So here's the story. My cousin and his wife used to live in Arlington and were generous enough to let me live with them one semester in college. After I moved out they lived there for another couple of years before they moved back to San Antonio. During that time, they asked me to housesit or babysit from time to time, which I was glad to do.
They once asked me to dog-sit their dog "Whitie" for them while they went to San Antonio for the weekend. I gladly obliged. All I had to do was go over there daily to let him out and keep him fed and watered.
|my awful college ID|
I was off at some church college group function at someone's house and all of the sudden I remembered that I was supposed to be dog-sitting. It was SUNDAY night. I nervously sped over to their house in a mad rush, hitting the steering wheel several times and reciting, "Crap, crap, crap," over and over, hoping to get there before they did.
I speedily parked by their curb...as they were unloading the car. My cousin's wife greeted me and apologies and excuses spewed out of my mouth. I was so embarrassed and sorry. I felt so bad for little Whitie. He used to get bladder infections because he would hold it for so long because he would refuse to pee inside the house (dream dog), and the poor little guy held it for as long as he could. Needless to say, he was also quite thirsty and hungry.
I tried apologizing to my cousin as he was stomping by to finish unloading and quietly raging at me. Without even looking, he snapped at me, "Apologize to Whitie." My heart sank. He was so mad at me. And rightfully so.
I saw Whitie, and I think I tried to give him a little cuddle and apologized profusely. I offered to my cousins to help clean up, but they just wanted me out of there. I walked back to my car with my head hung in shame.
It took a while for them to get over that - and I patiently carried out my sentence. I would have been so mad at myself, too. Whitie, on the other hand, always hated me after that. He would growl and snap at me and remind me of what a reprobate I was.

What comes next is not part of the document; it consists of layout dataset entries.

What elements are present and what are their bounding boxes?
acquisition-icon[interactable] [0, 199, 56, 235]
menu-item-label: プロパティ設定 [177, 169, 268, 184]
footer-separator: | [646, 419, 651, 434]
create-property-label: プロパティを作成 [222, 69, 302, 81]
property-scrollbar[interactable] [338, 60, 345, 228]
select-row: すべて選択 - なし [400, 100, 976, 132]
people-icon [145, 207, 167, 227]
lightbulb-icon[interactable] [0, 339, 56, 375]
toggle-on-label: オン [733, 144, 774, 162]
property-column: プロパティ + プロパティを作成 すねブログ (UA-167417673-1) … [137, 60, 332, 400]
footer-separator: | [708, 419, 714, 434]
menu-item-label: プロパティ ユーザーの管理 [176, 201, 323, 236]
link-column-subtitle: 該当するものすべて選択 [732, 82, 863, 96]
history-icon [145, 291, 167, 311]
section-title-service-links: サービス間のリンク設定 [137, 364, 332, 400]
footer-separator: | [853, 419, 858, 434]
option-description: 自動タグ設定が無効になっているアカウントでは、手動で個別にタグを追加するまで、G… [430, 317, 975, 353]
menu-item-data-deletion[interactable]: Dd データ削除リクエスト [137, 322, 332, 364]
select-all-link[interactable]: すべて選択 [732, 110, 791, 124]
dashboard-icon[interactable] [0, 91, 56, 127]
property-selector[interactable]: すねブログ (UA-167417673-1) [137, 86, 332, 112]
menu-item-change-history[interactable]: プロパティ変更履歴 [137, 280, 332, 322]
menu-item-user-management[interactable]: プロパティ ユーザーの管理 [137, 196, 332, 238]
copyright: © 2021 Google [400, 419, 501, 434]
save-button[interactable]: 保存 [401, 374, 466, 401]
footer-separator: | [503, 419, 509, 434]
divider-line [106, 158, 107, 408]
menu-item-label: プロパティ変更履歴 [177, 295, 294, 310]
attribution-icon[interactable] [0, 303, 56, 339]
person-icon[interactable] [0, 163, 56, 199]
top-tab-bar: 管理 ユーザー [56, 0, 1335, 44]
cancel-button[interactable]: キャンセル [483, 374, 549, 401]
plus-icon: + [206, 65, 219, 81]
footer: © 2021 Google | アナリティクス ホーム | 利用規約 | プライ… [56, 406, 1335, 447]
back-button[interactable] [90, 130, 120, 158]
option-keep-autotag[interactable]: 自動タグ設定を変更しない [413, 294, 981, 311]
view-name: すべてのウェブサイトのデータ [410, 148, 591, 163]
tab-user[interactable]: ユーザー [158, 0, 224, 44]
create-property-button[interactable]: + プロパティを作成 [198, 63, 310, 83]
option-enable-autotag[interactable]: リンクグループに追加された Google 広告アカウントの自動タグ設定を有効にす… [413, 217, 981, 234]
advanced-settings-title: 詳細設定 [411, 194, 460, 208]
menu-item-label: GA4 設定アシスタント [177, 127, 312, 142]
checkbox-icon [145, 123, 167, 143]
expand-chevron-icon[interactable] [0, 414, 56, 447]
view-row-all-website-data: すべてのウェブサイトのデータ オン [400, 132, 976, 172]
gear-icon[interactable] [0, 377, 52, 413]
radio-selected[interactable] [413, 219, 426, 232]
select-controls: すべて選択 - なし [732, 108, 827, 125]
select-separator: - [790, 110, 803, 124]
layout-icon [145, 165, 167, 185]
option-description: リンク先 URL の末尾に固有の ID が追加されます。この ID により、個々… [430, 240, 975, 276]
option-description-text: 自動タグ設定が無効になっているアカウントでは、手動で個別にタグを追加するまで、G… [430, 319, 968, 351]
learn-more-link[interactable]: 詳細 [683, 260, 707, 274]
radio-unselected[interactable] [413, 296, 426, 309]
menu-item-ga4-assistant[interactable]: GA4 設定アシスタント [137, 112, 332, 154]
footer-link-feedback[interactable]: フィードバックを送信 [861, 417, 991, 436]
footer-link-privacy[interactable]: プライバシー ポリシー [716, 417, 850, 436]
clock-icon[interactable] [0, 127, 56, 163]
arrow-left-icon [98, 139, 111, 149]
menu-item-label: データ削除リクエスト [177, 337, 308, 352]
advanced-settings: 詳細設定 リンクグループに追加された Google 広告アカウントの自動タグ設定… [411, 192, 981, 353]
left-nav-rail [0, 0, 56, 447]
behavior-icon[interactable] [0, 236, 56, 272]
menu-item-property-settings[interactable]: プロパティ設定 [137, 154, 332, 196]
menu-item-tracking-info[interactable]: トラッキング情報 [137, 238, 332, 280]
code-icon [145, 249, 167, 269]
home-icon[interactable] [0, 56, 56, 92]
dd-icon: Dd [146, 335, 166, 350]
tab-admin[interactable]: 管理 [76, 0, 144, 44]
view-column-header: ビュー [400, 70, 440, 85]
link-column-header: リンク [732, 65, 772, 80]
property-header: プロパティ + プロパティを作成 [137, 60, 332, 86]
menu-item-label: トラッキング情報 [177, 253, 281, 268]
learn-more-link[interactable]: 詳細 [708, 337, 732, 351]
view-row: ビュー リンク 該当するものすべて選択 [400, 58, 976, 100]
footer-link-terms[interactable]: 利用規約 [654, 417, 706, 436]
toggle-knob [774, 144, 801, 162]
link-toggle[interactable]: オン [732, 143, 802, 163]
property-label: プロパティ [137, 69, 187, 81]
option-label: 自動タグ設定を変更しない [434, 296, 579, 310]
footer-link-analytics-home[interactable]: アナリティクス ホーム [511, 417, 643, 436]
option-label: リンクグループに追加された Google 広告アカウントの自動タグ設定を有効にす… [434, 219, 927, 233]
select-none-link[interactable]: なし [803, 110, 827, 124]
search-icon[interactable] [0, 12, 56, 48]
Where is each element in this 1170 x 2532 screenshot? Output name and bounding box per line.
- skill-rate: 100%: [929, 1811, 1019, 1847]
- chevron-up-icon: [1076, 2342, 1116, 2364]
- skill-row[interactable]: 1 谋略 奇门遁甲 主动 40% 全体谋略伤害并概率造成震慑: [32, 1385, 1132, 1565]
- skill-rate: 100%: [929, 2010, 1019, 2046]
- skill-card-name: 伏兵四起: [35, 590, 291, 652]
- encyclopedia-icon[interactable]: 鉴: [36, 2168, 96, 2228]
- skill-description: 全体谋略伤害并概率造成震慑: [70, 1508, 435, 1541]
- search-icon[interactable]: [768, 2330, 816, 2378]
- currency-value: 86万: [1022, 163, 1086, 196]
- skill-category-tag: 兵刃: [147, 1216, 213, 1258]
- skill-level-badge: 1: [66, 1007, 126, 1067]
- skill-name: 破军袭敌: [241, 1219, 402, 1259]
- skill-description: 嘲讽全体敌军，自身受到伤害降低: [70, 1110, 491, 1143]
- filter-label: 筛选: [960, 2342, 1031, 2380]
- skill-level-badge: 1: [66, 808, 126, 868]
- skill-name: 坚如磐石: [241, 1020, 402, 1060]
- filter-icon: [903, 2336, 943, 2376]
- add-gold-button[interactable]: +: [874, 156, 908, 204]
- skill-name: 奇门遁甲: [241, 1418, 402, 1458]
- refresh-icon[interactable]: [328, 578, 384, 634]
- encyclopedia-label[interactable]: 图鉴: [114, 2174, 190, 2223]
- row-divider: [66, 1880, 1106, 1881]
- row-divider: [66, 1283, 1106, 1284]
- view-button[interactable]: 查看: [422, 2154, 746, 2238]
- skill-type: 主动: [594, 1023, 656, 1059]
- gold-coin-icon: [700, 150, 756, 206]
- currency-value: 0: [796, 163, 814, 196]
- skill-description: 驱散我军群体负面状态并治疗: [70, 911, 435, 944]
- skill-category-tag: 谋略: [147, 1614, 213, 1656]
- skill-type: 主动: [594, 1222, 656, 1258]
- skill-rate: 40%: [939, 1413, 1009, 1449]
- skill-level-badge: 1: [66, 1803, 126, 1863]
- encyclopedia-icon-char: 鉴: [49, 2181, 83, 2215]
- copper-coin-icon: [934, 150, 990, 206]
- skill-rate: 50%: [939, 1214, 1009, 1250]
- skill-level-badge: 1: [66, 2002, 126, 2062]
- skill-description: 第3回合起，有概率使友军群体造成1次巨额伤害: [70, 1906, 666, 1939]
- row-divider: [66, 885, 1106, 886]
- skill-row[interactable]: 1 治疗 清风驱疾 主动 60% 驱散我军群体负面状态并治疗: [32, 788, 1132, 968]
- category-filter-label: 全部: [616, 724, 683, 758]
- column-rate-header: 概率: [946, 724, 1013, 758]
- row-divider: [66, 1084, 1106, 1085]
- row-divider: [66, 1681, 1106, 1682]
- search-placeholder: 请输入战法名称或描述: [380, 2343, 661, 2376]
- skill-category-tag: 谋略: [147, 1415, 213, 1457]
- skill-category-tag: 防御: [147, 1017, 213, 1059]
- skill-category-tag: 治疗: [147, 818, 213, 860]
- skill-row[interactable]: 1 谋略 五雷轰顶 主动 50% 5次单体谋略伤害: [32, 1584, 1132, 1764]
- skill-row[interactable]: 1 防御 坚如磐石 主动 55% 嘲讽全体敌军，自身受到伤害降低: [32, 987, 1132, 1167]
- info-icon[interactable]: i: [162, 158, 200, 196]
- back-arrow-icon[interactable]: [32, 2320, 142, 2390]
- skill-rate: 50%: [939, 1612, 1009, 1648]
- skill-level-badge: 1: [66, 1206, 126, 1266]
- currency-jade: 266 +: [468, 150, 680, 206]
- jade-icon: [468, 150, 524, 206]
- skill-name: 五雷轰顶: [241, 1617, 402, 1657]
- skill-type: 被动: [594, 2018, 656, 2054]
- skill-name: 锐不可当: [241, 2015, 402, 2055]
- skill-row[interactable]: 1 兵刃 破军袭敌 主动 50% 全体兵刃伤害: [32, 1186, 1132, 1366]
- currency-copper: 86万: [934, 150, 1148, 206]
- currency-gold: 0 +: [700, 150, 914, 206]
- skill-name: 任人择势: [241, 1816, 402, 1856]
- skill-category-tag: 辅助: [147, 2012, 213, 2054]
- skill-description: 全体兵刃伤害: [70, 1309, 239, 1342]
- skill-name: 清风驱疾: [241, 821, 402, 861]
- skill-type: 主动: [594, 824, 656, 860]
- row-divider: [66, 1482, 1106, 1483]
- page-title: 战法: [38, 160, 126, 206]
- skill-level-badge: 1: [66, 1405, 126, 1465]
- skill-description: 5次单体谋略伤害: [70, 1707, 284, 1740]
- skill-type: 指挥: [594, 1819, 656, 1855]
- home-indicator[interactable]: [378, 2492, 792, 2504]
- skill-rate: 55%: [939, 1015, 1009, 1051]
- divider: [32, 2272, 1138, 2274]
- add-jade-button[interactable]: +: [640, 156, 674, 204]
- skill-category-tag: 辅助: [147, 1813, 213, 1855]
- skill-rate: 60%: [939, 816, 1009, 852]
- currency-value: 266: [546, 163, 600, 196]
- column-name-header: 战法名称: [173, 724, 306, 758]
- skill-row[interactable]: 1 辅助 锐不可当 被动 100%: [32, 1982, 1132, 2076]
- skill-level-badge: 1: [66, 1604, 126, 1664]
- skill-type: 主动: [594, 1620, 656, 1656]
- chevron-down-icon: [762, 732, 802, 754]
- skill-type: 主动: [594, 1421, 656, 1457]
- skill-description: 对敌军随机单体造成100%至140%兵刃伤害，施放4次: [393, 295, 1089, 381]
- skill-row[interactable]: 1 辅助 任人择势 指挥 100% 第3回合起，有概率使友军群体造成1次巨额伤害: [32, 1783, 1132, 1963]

As we were recounting the story, yet again, this past Thanksgiving, while being extremely happy that we can all laugh about it now (although my cousin doesn't always chuckle very heartily), I'm reminded that it's great to grow older.
Youth is fun, but gosh I sure was stupid. I really didn't think I was, either. I was just a silly little girl learning how to navigate life. Now, I'm 33 years old, and even though I'm older and have learned a little more about navigating life, I still feel like a silly little girl that has a LOT to learn about life.
I don't quite think I know it all anymore, and that's the great thing about getting older. The older you get, the more humbled by life you get (hopefully).